L’événement montre que, à la fin du xixe siècle, il existe bel et bien
une bourgeoisie canadienne-française qui refuse de baisser les bras. Ces
hommes d’affaires sont actifs dans l’industrie, l’immobilier, le commerce
et la finance. Ils ont leurs propres journaux : Le Moniteur du commerce et
Le Prix courant, fondés respectivement en 1881 et en 1887. Par cette activité
économique, ils luttent à leur façon contre l’exil de leurs compatriotes
vers les États-Unis. L’une de leurs premières revendications ? La
création d’une école de commerce… Ce sera chose faite en 1907.
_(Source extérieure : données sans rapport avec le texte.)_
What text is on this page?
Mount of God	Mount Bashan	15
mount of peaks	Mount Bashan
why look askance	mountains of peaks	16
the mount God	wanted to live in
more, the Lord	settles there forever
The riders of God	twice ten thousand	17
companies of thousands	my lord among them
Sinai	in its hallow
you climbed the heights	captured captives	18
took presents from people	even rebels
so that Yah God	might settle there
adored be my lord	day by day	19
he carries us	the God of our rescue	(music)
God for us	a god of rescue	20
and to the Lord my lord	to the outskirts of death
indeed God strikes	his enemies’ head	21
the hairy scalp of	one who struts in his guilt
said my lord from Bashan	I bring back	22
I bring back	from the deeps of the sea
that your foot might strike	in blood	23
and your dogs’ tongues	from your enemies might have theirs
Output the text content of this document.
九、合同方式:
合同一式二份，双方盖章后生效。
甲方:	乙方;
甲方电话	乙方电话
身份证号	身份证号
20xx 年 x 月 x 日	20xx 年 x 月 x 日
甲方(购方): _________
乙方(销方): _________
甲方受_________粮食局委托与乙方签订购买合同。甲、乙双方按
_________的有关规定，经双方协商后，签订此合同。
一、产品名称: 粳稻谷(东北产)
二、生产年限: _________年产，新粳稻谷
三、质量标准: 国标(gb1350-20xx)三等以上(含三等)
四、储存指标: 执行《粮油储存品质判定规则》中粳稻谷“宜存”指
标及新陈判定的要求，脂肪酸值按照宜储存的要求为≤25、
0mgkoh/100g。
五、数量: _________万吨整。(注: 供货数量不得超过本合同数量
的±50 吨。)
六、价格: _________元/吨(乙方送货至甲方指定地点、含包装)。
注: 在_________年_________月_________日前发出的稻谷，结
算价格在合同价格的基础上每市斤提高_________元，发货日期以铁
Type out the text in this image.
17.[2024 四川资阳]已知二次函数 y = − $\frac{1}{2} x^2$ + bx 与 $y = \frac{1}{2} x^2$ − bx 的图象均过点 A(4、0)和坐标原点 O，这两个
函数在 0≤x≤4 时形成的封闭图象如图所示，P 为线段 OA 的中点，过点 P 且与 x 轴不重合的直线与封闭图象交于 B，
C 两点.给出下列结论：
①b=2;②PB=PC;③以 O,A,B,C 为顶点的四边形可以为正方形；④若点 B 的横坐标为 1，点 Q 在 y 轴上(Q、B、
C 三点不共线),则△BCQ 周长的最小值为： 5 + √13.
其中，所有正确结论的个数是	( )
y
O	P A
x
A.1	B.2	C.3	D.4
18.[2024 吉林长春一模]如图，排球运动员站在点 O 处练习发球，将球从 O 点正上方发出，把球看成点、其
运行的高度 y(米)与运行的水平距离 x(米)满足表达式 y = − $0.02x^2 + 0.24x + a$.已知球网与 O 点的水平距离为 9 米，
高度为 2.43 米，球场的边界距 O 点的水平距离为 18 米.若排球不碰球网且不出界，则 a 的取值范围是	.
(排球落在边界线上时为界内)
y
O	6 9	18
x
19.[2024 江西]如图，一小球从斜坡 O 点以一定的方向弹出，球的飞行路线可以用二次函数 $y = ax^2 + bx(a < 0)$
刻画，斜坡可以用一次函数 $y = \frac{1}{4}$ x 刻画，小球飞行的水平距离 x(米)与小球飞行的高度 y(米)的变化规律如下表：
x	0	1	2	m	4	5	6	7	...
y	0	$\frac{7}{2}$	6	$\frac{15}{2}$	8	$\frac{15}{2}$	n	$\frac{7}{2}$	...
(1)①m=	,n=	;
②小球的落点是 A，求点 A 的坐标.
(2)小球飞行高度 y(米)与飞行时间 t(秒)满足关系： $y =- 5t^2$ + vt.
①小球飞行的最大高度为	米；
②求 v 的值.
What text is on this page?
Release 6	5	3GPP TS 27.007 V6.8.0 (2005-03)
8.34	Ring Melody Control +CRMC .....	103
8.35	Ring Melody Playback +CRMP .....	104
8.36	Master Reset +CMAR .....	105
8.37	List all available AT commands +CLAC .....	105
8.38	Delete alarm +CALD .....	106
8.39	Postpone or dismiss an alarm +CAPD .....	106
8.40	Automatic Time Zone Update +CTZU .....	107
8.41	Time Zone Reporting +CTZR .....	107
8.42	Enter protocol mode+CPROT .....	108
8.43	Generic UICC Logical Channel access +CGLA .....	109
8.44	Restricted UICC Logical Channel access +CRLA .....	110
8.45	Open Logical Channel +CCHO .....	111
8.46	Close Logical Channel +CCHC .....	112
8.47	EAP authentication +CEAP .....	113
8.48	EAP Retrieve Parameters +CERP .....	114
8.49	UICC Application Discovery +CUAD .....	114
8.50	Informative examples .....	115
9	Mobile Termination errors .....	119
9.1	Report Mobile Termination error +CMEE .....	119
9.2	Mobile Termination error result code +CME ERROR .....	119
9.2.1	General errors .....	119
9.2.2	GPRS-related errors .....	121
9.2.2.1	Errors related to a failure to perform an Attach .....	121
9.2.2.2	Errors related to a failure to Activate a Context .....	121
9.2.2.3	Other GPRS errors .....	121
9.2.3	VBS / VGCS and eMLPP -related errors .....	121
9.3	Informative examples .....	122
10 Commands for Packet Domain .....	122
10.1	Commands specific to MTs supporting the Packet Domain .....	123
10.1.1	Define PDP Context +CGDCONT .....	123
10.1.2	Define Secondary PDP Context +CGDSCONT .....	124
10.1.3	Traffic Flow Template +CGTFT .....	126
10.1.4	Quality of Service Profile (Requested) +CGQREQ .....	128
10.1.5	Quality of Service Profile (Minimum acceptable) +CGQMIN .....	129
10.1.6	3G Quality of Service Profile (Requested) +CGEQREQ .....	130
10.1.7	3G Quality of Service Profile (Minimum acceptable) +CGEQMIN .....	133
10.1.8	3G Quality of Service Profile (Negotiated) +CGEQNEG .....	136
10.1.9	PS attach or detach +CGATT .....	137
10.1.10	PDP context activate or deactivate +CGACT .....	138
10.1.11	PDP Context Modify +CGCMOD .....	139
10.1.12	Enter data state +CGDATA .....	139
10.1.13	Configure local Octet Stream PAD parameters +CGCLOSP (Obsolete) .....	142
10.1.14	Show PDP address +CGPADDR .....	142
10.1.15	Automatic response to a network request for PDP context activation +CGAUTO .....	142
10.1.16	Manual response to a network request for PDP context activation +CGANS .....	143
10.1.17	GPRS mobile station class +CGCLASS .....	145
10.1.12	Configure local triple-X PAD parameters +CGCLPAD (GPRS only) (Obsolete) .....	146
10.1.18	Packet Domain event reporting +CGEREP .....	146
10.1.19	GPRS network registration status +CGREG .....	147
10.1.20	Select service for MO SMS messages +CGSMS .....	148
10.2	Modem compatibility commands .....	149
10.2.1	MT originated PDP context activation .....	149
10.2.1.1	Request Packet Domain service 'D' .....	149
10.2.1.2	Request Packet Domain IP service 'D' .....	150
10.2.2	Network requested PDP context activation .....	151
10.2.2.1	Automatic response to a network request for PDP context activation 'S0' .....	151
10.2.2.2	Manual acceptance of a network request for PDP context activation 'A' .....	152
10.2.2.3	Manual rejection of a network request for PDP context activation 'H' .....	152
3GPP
En 1890 et 1891, Damase Parizeau, arrière-grand-père du futur premier
ministre du Québec, Jacques Parizeau, préside la Chambre de commerce
du district de Montréal. Cette fonction sera notamment assumée, en 1906,
par Carlo Onorato Catelli, un membre en vue de la jeune communauté
italienne de Montréal. Les réformes de la Révolution tranquille ayant
permis l’essor du « Québec inc. » et de la garde montante des entrepreneurs
francophones amèneront la fusion du Montreal Board of Trade à la
Chambre de commerce du Montréal métropolitain en 1992.

Pour en savoir plus :
LINTEAU, Paul-André, « Quelques réflexions autour de la bourgeoisie québécoise,
1850-1914 », Revue d’histoire de l’Amérique française, vol. 30, n° 1 (1976), p. 55-66.
ROY, Fernande, Progrès, harmonie, liberté : le libéralisme des milieux d’affaires
francophones à Montréal au tournant du siècle, Montréal, Boréal, 1988, 302 p.